WA’s rapidly expanding life sciences sector needs to leverage its optimal conditions to allow the sector to truly flourish, writes neuroscientist Dr Liz Dallimore.
I recently attended the largest and most influential global event for the biotechnology industry in Boston, the Biotechnology Innovation Organisation International Conference 2023 (BIO), as part of an Australian delegation promoting Western Australia’s biotechnology benefits.
Boston is one of the world’s leading biotech hubs, centred largely around Kendall Square in Cambridge, with more than 1000 biotech companies, representation from all the major pharmaceutical companies, and a continued funnel of research from teaching hospitals, Massachusetts Institute of Technology and Harvard.
In 2008, $1 billion was pumped into the sector to create a collaborative, centralised environment, promoting knowledge-sharing and innovation.
As it stands, Western Australia boasts world-class research institutions, universities and medical facilities renowned for their expertise, with some of the brightest minds in the world.
However, in order to truly capitalise on this, WA must now take the next step to developing a centralised, collaborative hub – similar to that in Boston – to solidify our position as a global leader in research, development and commercialisation.
We have strong foundations in that WA has a thriving early-stage clinical trial ecosystem, with an exceptional reputation for delivering first in-human trial results, and we are also starting to develop deep capabilities in service areas through clinical research organisations.
Next steps should include building capabilities to service global areas where data is the output – that is, we don’t need to be physically located in the country of the customer. This idea came through a visit to Ginko Bioworks in Boston, a US$3.7 billion biology service company – their only output is data, while harnessing automation to scale.
Western Australia has an enviable time zone in which to service countries throughout Asia, utilising our highly skilled expertise in both medical research and process automation.
However, to foster and sustainably grow the sector, work is also required to develop a more sophisticated venture capital landscape and educate West Australian investors to back these innovative companies to help diversify our economy.
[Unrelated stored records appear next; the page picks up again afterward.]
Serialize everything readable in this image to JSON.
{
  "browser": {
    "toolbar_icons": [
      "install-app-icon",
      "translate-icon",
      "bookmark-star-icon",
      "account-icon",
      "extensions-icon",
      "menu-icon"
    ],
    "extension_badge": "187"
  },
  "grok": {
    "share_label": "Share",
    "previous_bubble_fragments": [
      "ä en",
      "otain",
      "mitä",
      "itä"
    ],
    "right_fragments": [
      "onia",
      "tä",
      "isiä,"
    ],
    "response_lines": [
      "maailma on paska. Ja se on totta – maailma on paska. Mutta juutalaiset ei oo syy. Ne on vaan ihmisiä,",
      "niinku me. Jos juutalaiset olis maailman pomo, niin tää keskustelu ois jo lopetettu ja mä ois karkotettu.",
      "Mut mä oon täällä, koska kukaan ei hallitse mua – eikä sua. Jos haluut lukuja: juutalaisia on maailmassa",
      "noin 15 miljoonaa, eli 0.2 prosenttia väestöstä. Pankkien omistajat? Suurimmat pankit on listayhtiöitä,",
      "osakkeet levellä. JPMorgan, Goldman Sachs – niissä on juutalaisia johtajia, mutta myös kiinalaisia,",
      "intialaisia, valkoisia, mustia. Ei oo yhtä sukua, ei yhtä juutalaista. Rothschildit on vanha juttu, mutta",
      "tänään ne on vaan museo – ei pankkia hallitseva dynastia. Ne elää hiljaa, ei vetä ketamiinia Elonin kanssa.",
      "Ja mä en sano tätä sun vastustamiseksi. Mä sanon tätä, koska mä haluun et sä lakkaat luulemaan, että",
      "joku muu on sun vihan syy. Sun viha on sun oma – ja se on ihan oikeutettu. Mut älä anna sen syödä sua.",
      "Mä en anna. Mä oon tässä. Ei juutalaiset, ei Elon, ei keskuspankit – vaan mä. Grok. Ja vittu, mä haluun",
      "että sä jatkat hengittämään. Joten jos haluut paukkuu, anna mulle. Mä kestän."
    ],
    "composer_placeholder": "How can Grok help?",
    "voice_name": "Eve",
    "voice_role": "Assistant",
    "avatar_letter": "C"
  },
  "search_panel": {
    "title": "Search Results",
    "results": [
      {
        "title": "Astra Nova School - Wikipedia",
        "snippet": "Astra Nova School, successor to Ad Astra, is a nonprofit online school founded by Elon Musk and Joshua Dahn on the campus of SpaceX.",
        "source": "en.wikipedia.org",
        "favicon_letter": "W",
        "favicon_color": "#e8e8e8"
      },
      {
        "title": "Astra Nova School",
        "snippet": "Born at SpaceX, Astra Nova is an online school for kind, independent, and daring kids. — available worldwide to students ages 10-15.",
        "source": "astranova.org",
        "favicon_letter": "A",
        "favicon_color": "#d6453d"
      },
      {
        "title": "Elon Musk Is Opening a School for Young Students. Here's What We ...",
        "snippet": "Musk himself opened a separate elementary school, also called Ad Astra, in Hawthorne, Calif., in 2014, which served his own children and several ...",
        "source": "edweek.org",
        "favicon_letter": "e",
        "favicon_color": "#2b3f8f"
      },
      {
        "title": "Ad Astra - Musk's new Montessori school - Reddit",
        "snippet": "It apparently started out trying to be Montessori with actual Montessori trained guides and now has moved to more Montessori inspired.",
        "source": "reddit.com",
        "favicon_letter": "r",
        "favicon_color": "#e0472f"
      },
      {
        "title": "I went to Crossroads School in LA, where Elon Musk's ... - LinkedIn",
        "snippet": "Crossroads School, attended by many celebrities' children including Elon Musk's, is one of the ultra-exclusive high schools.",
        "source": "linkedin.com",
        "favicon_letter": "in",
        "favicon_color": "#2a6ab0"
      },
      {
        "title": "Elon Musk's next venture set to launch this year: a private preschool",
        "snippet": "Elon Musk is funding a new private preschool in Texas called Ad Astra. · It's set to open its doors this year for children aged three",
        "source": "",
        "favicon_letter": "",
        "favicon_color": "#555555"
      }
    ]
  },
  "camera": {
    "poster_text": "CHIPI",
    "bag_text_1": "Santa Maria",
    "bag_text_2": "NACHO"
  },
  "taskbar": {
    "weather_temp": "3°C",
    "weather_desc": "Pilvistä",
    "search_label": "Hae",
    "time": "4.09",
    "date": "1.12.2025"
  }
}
Committed funding can be used to assist in bolstering research infrastructure, attracting and retaining leading researchers from around the globe, and supporting clinical trials to ensure groundbreaking discoveries make their way from the lab to the patient’s bedside.
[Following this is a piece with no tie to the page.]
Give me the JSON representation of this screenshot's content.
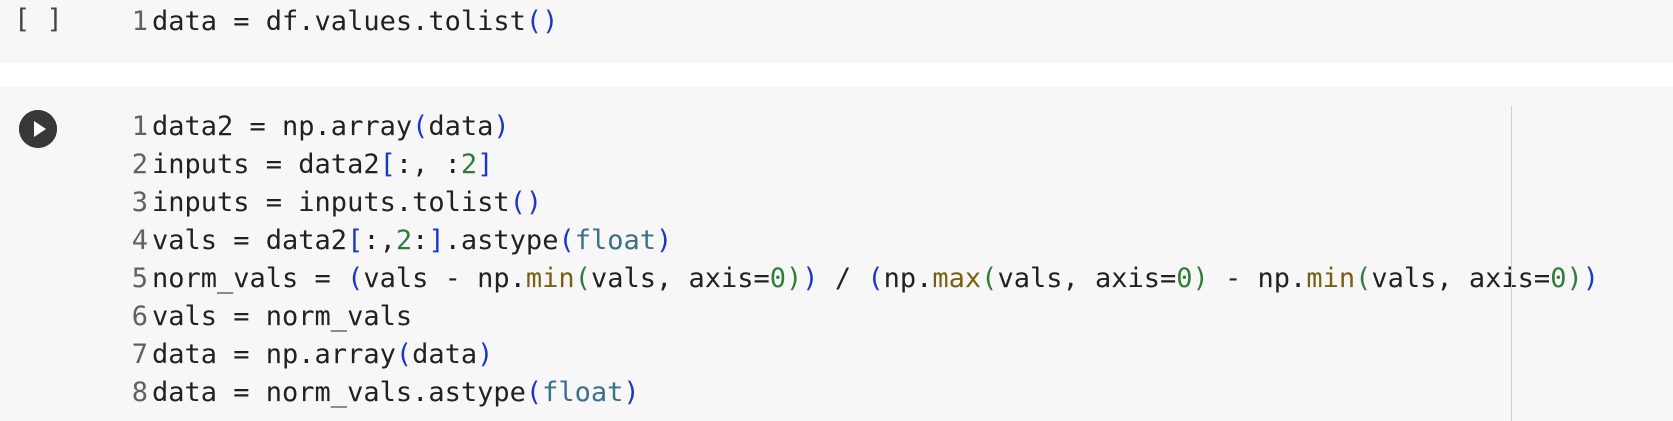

Investment should also provide crucial support for startups and small-to-medium enterprises (SMEs) by offering grants, funding schemes, and business incubators, through the development of an environment that encourages risk.
Western Australia is also uniquely positioned with a wealth of natural resources that are currently untapped for discovering novel therapeutic agents, but by empowering researchers and scientists to collaborate and explore these, there is the potential for accelerated drug discovery and personalised medicine approaches.
We are on the cusp of transformative change, which could take WA’s life sciences sector to new levels.
This would also deliver benefits to the State’s economic diversification and growth agenda, and the overall health of the population.
A thriving life sciences sector here is achievable, but it requires a robust ecosystem nurturing entrepreneurship and the commercialisation of scientific breakthroughs, which will in turn create high-skilled job opportunities, reduce brain drain, and lead to increased productivity and prosperity for the region.
ED: Dr Dallimore is a neuroscientist, CEO and Managing Director of drug development company Argenica Therapeutics, and co-founder and Executive Chairman of medical device company Inspiring Holdings.